Effects of thermomagnetic prehistory in the behavior of magnetization of a powder system of synthetic nanoferrihydrite in the presence of magnetic interparticle interactions

The temperature dependences of the magnetization $M(T)$ of two powder systems of ferrihydrite nanoparticles with identical sizes of ferrihydrite particles (average particle size is $\approx$ 2.7 nm) and different intensities of magnetic interparticle interactions (MIPI) were studied. In addition to the commonly observed increase in the superparamagnetic blocking temperature TB (from 17 K to 50 K), MIPIs clearly manifest themselves under different conditions and regimes of thermomagnetic prehistory. It was found that the rate of pre-cooling in an external magnetic field (in the used range of 1–10 K/min) affects the magnitude of the magnetization of the system at low temperatures and the shape of the $M(T)$ dependence in the temperature range up to TB. This effect is significant for fairly weak external fields (up to $\sim$300 Oe), and when the field increases to $\sim$800 Oe, the cooling rate becomes insignificant for the magnitude of magnetization. In this case, for the range of external fields up to $\sim$300 Oe, the $M(T)$ dependences obtained during cooling in an external field and when heating the sample in the field (after pre-cooling) are different. For a system of ferrihydrite nanoparticles, in which the MIPIs are weakened, these effects are absent. Analysis of the results obtained allowed us to propose the following scenario for the implementation of the detected thermomagnetic effects. In the presence of MIPIs (in the temperature range below $T_\mathrm{B}$), the basic state of the structure of the magnetic moments of particles $\mu_\mathrm{P}$ is such that the vectors $\mu_\mathrm{P}$ of neighboring particles tend to be oriented predominantly against each other (anticollinearly).

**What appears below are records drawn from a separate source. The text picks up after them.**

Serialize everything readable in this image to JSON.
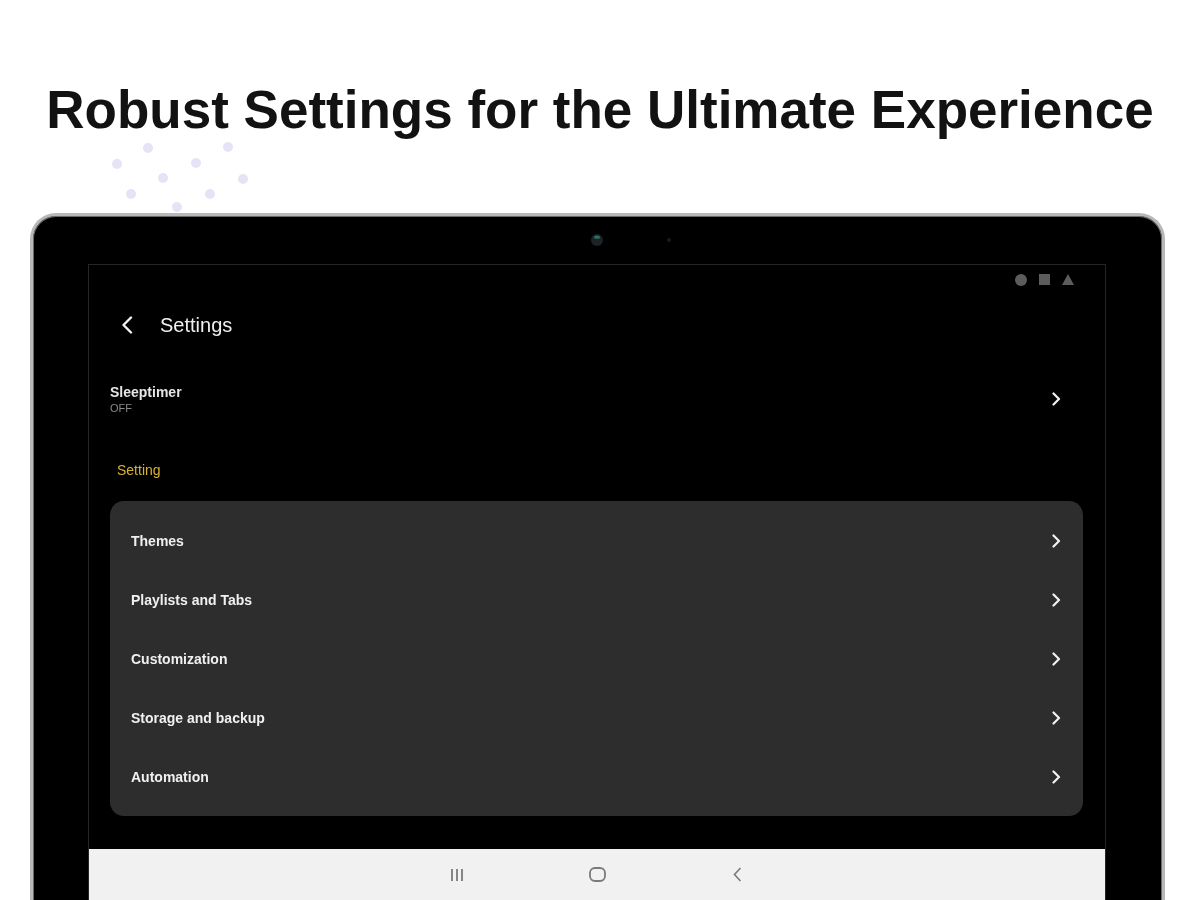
{
  "headline": "Robust Settings for the Ultimate Experience",
  "app_bar": {
    "title": "Settings"
  },
  "sleeptimer": {
    "title": "Sleeptimer",
    "value": "OFF"
  },
  "section": {
    "label": "Setting"
  },
  "menu_items": [
    {
      "label": "Themes"
    },
    {
      "label": "Playlists and Tabs"
    },
    {
      "label": "Customization"
    },
    {
      "label": "Storage and backup"
    },
    {
      "label": "Automation"
    }
  ]
}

This takes place upon relatively “slow” cooling of the system (1 K/min), but upon “fast” cooling (10 K/min), i.e. “hardening” in an external field, the $\mu_\mathrm{P}$ vectors remain predominantly directed “along the field”, as in the temperature region of the superparamagnetic state (at $T >T_\mathrm{B}$). The range of magnetic fields in which the described effects are observed is determined by the competition between the MIPI energy and the Zeeman energy $\mu_\mathrm{P}$ $\cdot$ $H$.